Game Buzz: Epigo

I like abstract games.  It seems that a lot of the best abstract games are very simple to explain, and have a lot of deep strategy associated with them.  But they don’t seem to get very much press – people would much rather hear about the newest dungeon crawl, or the latest Fantasy Flight monstrosity (I say this knowing full well how much time I’ve devoted to these games on this very blog).  However, on a recent episode of The Dice Tower, I heard Tom Vasel talking about a new abstract title that he enjoyed, but that I hadn’t heard about.  So, this time, I’ll be looking at:

image by BGG user MasqGames

Epigo is a game designed by Chris Gosselin and Chris Kreuter, and is being published by Masquerade Games.  It’s a game for 2 or 4 players aged 13 and up, and takes 15-30 minutes to play.  The art in the game evokes a kind of ancient Mesopotamian vibe, but there’s no real theme here.  It’s an abstract game, and is not dressed up as anything else.  The game comes with a board and 64 tiles (4 sets of 16).  Half of the tiles are so-called Epigons, while the others are Orders.

The board looks a bit like an altered chess board – it’s essentially an 8×8 grid with the corners removed, leaving 52 squares.  To set up a two-player game (which is all that’s described in the rulebook), you’ll place your Epigons face down in a line across the center of the board while your opponent does the same on the other side of the center line.  You can put the Epigons in any order.  When done, you both reveal and remove the tile marked X.  This means that each player will have a line numbered 1-7 with one empty space.

During a turn, two things will happen – a planning phase and an action phase.  During the planning phase, you choose three Order tiles.  Each one corresponds to one of the Epigons on the board and shows two arrows.  You’ll figure out which Epigons you want to move, then orient your Orders to point the direction you want to move.  You’ll lock your choices by stacking the Orders, with the one you want to do first on top.  This planning is done in secret, so if you finish before your opponent, you hide the top tile with an unused facedown tile.

During the action step, players will both reveal their top action.  The player with the higher number goes first, moving the appropriate Epigon one space in the indicated direction.  The lower number goes second.  If the numbers are the same, they cancel each other out and no one moves.  If an Order corresponds to an Epigon that isn’t on the board, you do nothing.  This happens for all three Orders.

When you move into an empty space, that is called a SLIDE.  If you move into an empty space without touching an edge of an opponent’s tile, you can slide one more space in the appropriate direction (a SUPER SLIDE).  If there’s an Epigon in the way, you can PUSH it.  Pushes can be blocked, however.  It’s a little complicated to explain – count from your pushing Epigon towards the next empty space.  If your opponent’s Epigon count ever exceeds yours, you’ve been blocked.

And that’s pretty much it.  You play until one player has captured three Epigon from their opponent by pushing them off the board.  Even if one of those Epigons was one you accidentally knocked off yourself, your opponent still wins.

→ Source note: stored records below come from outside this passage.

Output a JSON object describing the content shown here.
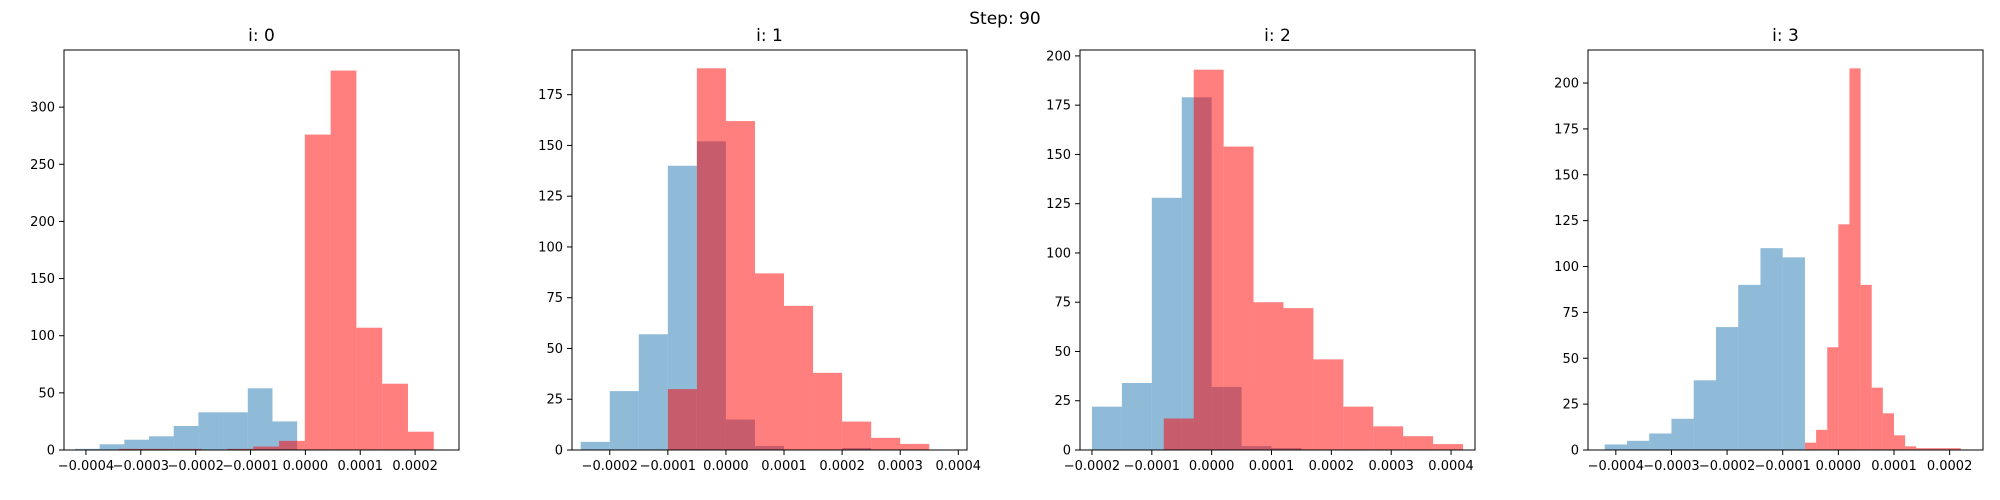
{
  "figure": {
    "suptitle": "Step: 90"
  },
  "colors": {
    "blue": "#1f77b4",
    "red": "#ff0000",
    "blue_alpha": 0.5,
    "red_alpha": 0.5
  },
  "chart_data": [
    {
      "type": "histogram",
      "title": "i: 0",
      "xlim": [
        -0.00044,
        0.00028
      ],
      "ylim": [
        0,
        350
      ],
      "xticks": [
        -0.0004,
        -0.0003,
        -0.0002,
        -0.0001,
        0.0,
        0.0001,
        0.0002
      ],
      "xtick_labels": [
        "−0.0004",
        "−0.0003",
        "−0.0002",
        "−0.0001",
        "0.0000",
        "0.0001",
        "0.0002"
      ],
      "yticks": [
        0,
        50,
        100,
        150,
        200,
        250,
        300
      ],
      "ytick_labels": [
        "0",
        "50",
        "100",
        "150",
        "200",
        "250",
        "300"
      ],
      "series": [
        {
          "color": "blue",
          "bin_edges": [
            -0.00042,
            -0.000375,
            -0.00033,
            -0.000285,
            -0.00024,
            -0.000195,
            -0.00015,
            -0.000105,
            -6e-05,
            -1.5e-05
          ],
          "counts": [
            1,
            5,
            9,
            12,
            21,
            33,
            33,
            54,
            25
          ]
        },
        {
          "color": "red",
          "bin_edges": [
            -0.00034,
            -0.000283,
            -0.000236,
            -0.000189,
            -0.000142,
            -9.5e-05,
            -4.8e-05,
            -1e-06,
            4.6e-05,
            9.3e-05,
            0.00014,
            0.000187,
            0.000234
          ],
          "counts": [
            1,
            1,
            1,
            0,
            1,
            3,
            8,
            276,
            332,
            107,
            58,
            16
          ]
        }
      ]
    },
    {
      "type": "histogram",
      "title": "i: 1",
      "xlim": [
        -0.000265,
        0.000415
      ],
      "ylim": [
        0,
        197
      ],
      "xticks": [
        -0.0002,
        -0.0001,
        0.0,
        0.0001,
        0.0002,
        0.0003,
        0.0004
      ],
      "xtick_labels": [
        "−0.0002",
        "−0.0001",
        "0.0000",
        "0.0001",
        "0.0002",
        "0.0003",
        "0.0004"
      ],
      "yticks": [
        0,
        25,
        50,
        75,
        100,
        125,
        150,
        175
      ],
      "ytick_labels": [
        "0",
        "25",
        "50",
        "75",
        "100",
        "125",
        "150",
        "175"
      ],
      "series": [
        {
          "color": "blue",
          "bin_edges": [
            -0.00025,
            -0.0002,
            -0.00015,
            -0.0001,
            -5e-05,
            0.0,
            5e-05,
            0.0001,
            0.00015,
            0.0002,
            0.00025
          ],
          "counts": [
            4,
            29,
            57,
            140,
            152,
            15,
            2,
            0,
            0,
            1
          ]
        },
        {
          "color": "red",
          "bin_edges": [
            -0.0001,
            -5e-05,
            0.0,
            5e-05,
            0.0001,
            0.00015,
            0.0002,
            0.00025,
            0.0003,
            0.00035,
            0.0004
          ],
          "counts": [
            30,
            188,
            162,
            87,
            71,
            38,
            14,
            6,
            3,
            0
          ]
        }
      ]
    },
    {
      "type": "histogram",
      "title": "i: 2",
      "xlim": [
        -0.00022,
        0.00044
      ],
      "ylim": [
        0,
        203
      ],
      "xticks": [
        -0.0002,
        -0.0001,
        0.0,
        0.0001,
        0.0002,
        0.0003,
        0.0004
      ],
      "xtick_labels": [
        "−0.0002",
        "−0.0001",
        "0.0000",
        "0.0001",
        "0.0002",
        "0.0003",
        "0.0004"
      ],
      "yticks": [
        0,
        25,
        50,
        75,
        100,
        125,
        150,
        175,
        200
      ],
      "ytick_labels": [
        "0",
        "25",
        "50",
        "75",
        "100",
        "125",
        "150",
        "175",
        "200"
      ],
      "series": [
        {
          "color": "blue",
          "bin_edges": [
            -0.0002,
            -0.00015,
            -0.0001,
            -5e-05,
            0.0,
            5e-05,
            0.0001,
            0.00015
          ],
          "counts": [
            22,
            34,
            128,
            179,
            32,
            2,
            1
          ]
        },
        {
          "color": "red",
          "bin_edges": [
            -8e-05,
            -3e-05,
            2e-05,
            7e-05,
            0.00012,
            0.00017,
            0.00022,
            0.00027,
            0.00032,
            0.00037,
            0.00042
          ],
          "counts": [
            16,
            193,
            154,
            75,
            72,
            46,
            22,
            12,
            7,
            3
          ]
        }
      ]
    },
    {
      "type": "histogram",
      "title": "i: 3",
      "xlim": [
        -0.00045,
        0.00026
      ],
      "ylim": [
        0,
        218
      ],
      "xticks": [
        -0.0004,
        -0.0003,
        -0.0002,
        -0.0001,
        0.0,
        0.0001,
        0.0002
      ],
      "xtick_labels": [
        "−0.0004",
        "−0.0003",
        "−0.0002",
        "−0.0001",
        "0.0000",
        "0.0001",
        "0.0002"
      ],
      "yticks": [
        0,
        25,
        50,
        75,
        100,
        125,
        150,
        175,
        200
      ],
      "ytick_labels": [
        "0",
        "25",
        "50",
        "75",
        "100",
        "125",
        "150",
        "175",
        "200"
      ],
      "series": [
        {
          "color": "blue",
          "bin_edges": [
            -0.00042,
            -0.00038,
            -0.00034,
            -0.0003,
            -0.00026,
            -0.00022,
            -0.00018,
            -0.00014,
            -0.0001,
            -6e-05,
            -2e-05,
            2e-05
          ],
          "counts": [
            3,
            5,
            9,
            17,
            38,
            67,
            90,
            110,
            105,
            0,
            0
          ]
        },
        {
          "color": "red",
          "bin_edges": [
            -6e-05,
            -4e-05,
            -2e-05,
            0.0,
            2e-05,
            4e-05,
            6e-05,
            8e-05,
            0.0001,
            0.00012,
            0.00014,
            0.00016,
            0.00018,
            0.00022
          ],
          "counts": [
            4,
            11,
            56,
            123,
            208,
            90,
            34,
            20,
            8,
            2,
            1,
            1,
            1
          ]
        }
      ]
    }
  ]
}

So this seems like a pretty cool little game.  Programming your actions ahead of time is a mechanic that I really enjoy, and can be found in games like RoboRally, Space Alert, and Dungeon Lords.  Working it into an abstract game just about sells me on wanting to get this title.  Add in 21 additional variants included with the game (with more that will apparently appear on the website soon), and this becomes a game system that I really want to try out.  There seems to be a high level of “clearly I cannot choose the wine in front of me” here as you try to outguess your opponents.  That one may be in position to push your opponent’s tiles off, but anything they play will go first (or a 1 could cause nothing to happen).  It’s a game where there’s no luck involved, but a ton of strategy in trying to read your opponent.  The large number of variants (which I guess include different setups, using Xs, and including SLAM orders not used in the base game) means that this game will be very replayable.  And at 15-30 minutes, it seems like it will be easy to pull it out, teach it, and be playing with people who may or may not be involved in the hobby.  This game has risen high on my interest list, and I look forward to seeing it when it comes out.  Thanks for reading!